Thanks, Karen, for sharing. I too have grown a LOT and I am am so blessed with a clear “mind” ( most of the time- smile ~ a good sense of humor goes a long way) and am trying to grow even more. I “let” God guide me and I just hope and pray I have the ability to really listen to Him and Follow His directions. My favorite quote: “Wisdom comes from listening”.
Love to you, my Friend. Margaret
Thanks for this great ‘share,’ Margaret. Have you considered or maybe you’ve already done it, written down some of your early life memories and given the document as a gift to your children and grandchildren? I wrote down 35 pages of my memories from birth to my children’s early lives and gave the writing to my three kids for Christmas last year. It felt so good to write all this down and to give my children a better understanding of who their mother is and what made me the person I am today.

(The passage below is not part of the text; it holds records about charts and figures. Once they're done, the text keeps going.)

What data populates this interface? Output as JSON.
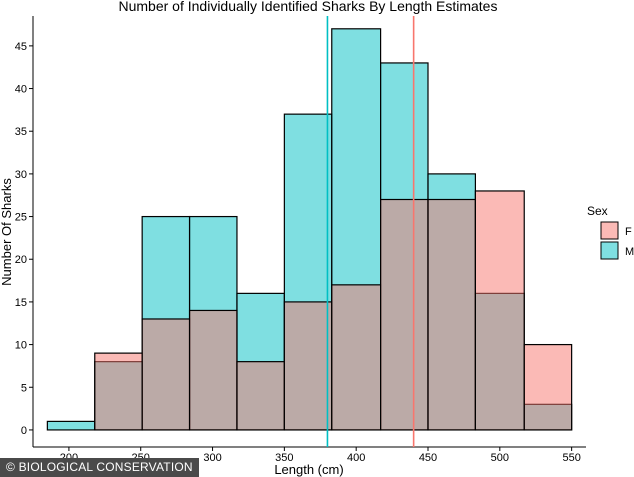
{
  "chart_data": {
    "type": "bar",
    "title": "Number of Individually Identified Sharks By Length Estimates",
    "xlabel": "Length (cm)",
    "ylabel": "Number Of Sharks",
    "bin_edges": [
      185,
      218,
      251,
      284,
      317,
      350,
      383,
      417,
      450,
      483,
      517,
      550
    ],
    "xlim": [
      175,
      560
    ],
    "ylim": [
      -2,
      48.5
    ],
    "x_ticks": [
      200,
      250,
      300,
      350,
      400,
      450,
      500,
      550
    ],
    "y_ticks": [
      0,
      5,
      10,
      15,
      20,
      25,
      30,
      35,
      40,
      45
    ],
    "grid": false,
    "legend": {
      "title": "Sex",
      "position": "right"
    },
    "series": [
      {
        "name": "F",
        "color": "#F8766D",
        "values": [
          0,
          9,
          13,
          14,
          8,
          15,
          17,
          27,
          27,
          28,
          10
        ]
      },
      {
        "name": "M",
        "color": "#00BFC4",
        "values": [
          1,
          8,
          25,
          25,
          16,
          37,
          47,
          43,
          30,
          16,
          3
        ]
      }
    ],
    "reference_lines": [
      {
        "x": 380,
        "color": "#00BFC4"
      },
      {
        "x": 440,
        "color": "#F8766D"
      }
    ]
  },
  "watermark": "© BIOLOGICAL CONSERVATION"
}
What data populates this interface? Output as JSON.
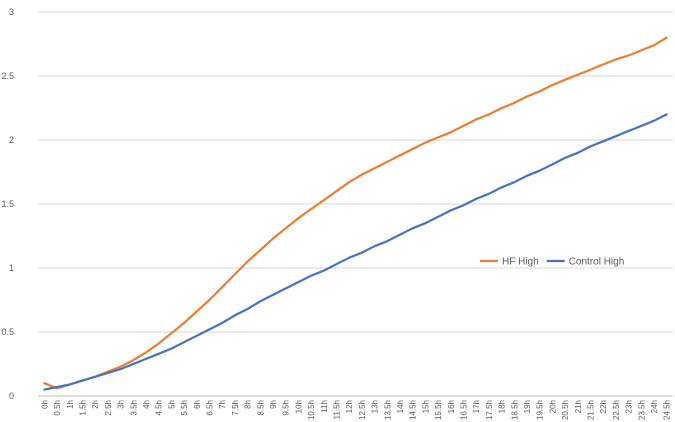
{
  "chart_data": {
    "type": "line",
    "title": "",
    "xlabel": "",
    "ylabel": "",
    "ylim": [
      0,
      3
    ],
    "yticks": [
      0,
      0.5,
      1,
      1.5,
      2,
      2.5,
      3
    ],
    "ytick_labels": [
      "0",
      "0.5",
      "1",
      "1.5",
      "2",
      "2.5",
      "3"
    ],
    "grid": "horizontal",
    "legend_position": "right",
    "categories": [
      "0h",
      "0.5h",
      "1h",
      "1.5h",
      "2h",
      "2.5h",
      "3h",
      "3.5h",
      "4h",
      "4.5h",
      "5h",
      "5.5h",
      "6h",
      "6.5h",
      "7h",
      "7.5h",
      "8h",
      "8.5h",
      "9h",
      "9.5h",
      "10h",
      "10.5h",
      "11h",
      "11.5h",
      "12h",
      "12.5h",
      "13h",
      "13.5h",
      "14h",
      "14.5h",
      "15h",
      "15.5h",
      "16h",
      "16.5h",
      "17h",
      "17.5h",
      "18h",
      "18.5h",
      "19h",
      "19.5h",
      "20h",
      "20.5h",
      "21h",
      "21.5h",
      "22h",
      "22.5h",
      "23h",
      "23.5h",
      "24h",
      "24.5h"
    ],
    "series": [
      {
        "name": "HF High",
        "color": "#ED7D31",
        "values": [
          0.1,
          0.06,
          0.09,
          0.12,
          0.15,
          0.19,
          0.23,
          0.28,
          0.34,
          0.41,
          0.49,
          0.57,
          0.66,
          0.75,
          0.85,
          0.95,
          1.05,
          1.14,
          1.23,
          1.31,
          1.39,
          1.46,
          1.53,
          1.6,
          1.67,
          1.73,
          1.78,
          1.83,
          1.88,
          1.93,
          1.98,
          2.02,
          2.06,
          2.11,
          2.16,
          2.2,
          2.25,
          2.29,
          2.34,
          2.38,
          2.43,
          2.47,
          2.51,
          2.55,
          2.59,
          2.63,
          2.66,
          2.7,
          2.74,
          2.8
        ]
      },
      {
        "name": "Control High",
        "color": "#4472C4",
        "values": [
          0.05,
          0.07,
          0.09,
          0.12,
          0.15,
          0.18,
          0.21,
          0.25,
          0.29,
          0.33,
          0.37,
          0.42,
          0.47,
          0.52,
          0.57,
          0.63,
          0.68,
          0.74,
          0.79,
          0.84,
          0.89,
          0.94,
          0.98,
          1.03,
          1.08,
          1.12,
          1.17,
          1.21,
          1.26,
          1.31,
          1.35,
          1.4,
          1.45,
          1.49,
          1.54,
          1.58,
          1.63,
          1.67,
          1.72,
          1.76,
          1.81,
          1.86,
          1.9,
          1.95,
          1.99,
          2.03,
          2.07,
          2.11,
          2.15,
          2.2
        ]
      }
    ]
  }
}
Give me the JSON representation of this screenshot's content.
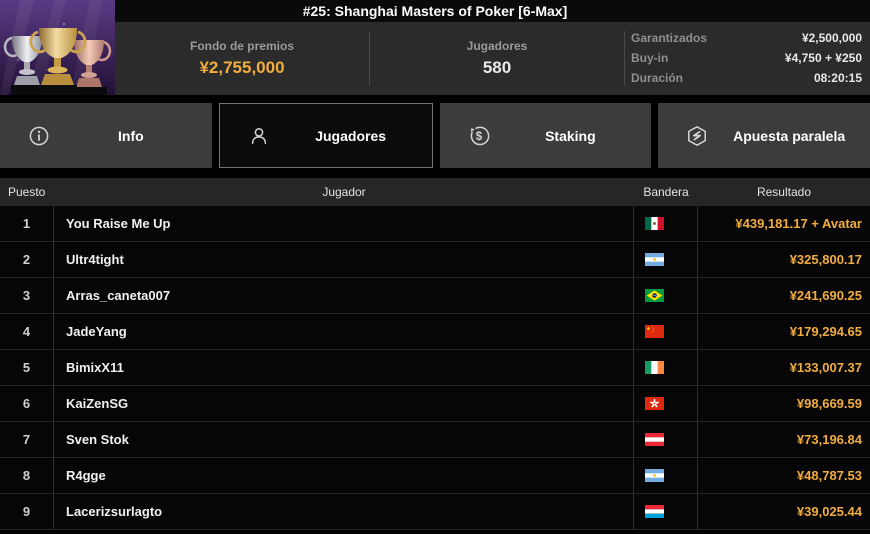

For sure God has placed Dan and I in a different family than I had planned and wanted. At this time in my life just turning 70, I found out how many friends have become my family and my cup runs over with love. Thank YOU God for loving me through so many precious people!
Hi L:ynn: Thanks so much for sharing your perspective. It means a lot to me.
This blog entry was wonderful. I love the descriptions in your unexpected extended family. WOW!! You are a living example of how to embrace it all, even what we don’t expect or the unwanted circumstances. I can honestly say that my life has not gone as planned either. When I stopped resisting what “was,” I was able to embrace what “is.” As it says in our extended version of the Serenity Prayer”…taking as Jesus did, this sinful world as it is, not as I would have it.” Right?
Thank you for your wonderful memories of your Irish grandfather!
love, Heidi
Thanks, Heidi. It seems we all have a lot in common when it comes to our lives taking different directions than we anticipated or maybe even wanted. But when we surrender to God’s leading instead of our own, the surprises are always full of grace and growth.
Karen, what a meaningful blog. Your grandfather Ennis sounds like a lovely man and I too would have loved listening to his brogue.
I too was widowed and am remarried, stepmother to adult children, something I never expected; I left a controlling ministry with a battered immune system and needed to recover. But like you, I’ve experienced God’s grace in and through it all and am grateful for the growth along the way.
Thanks for sharing your experience, Carol. I love what you said about being grateful for the growth and grace you’ve received through all the ups and downs and unexpected twists and turns of life. I too, am grateful where all of this has brought me.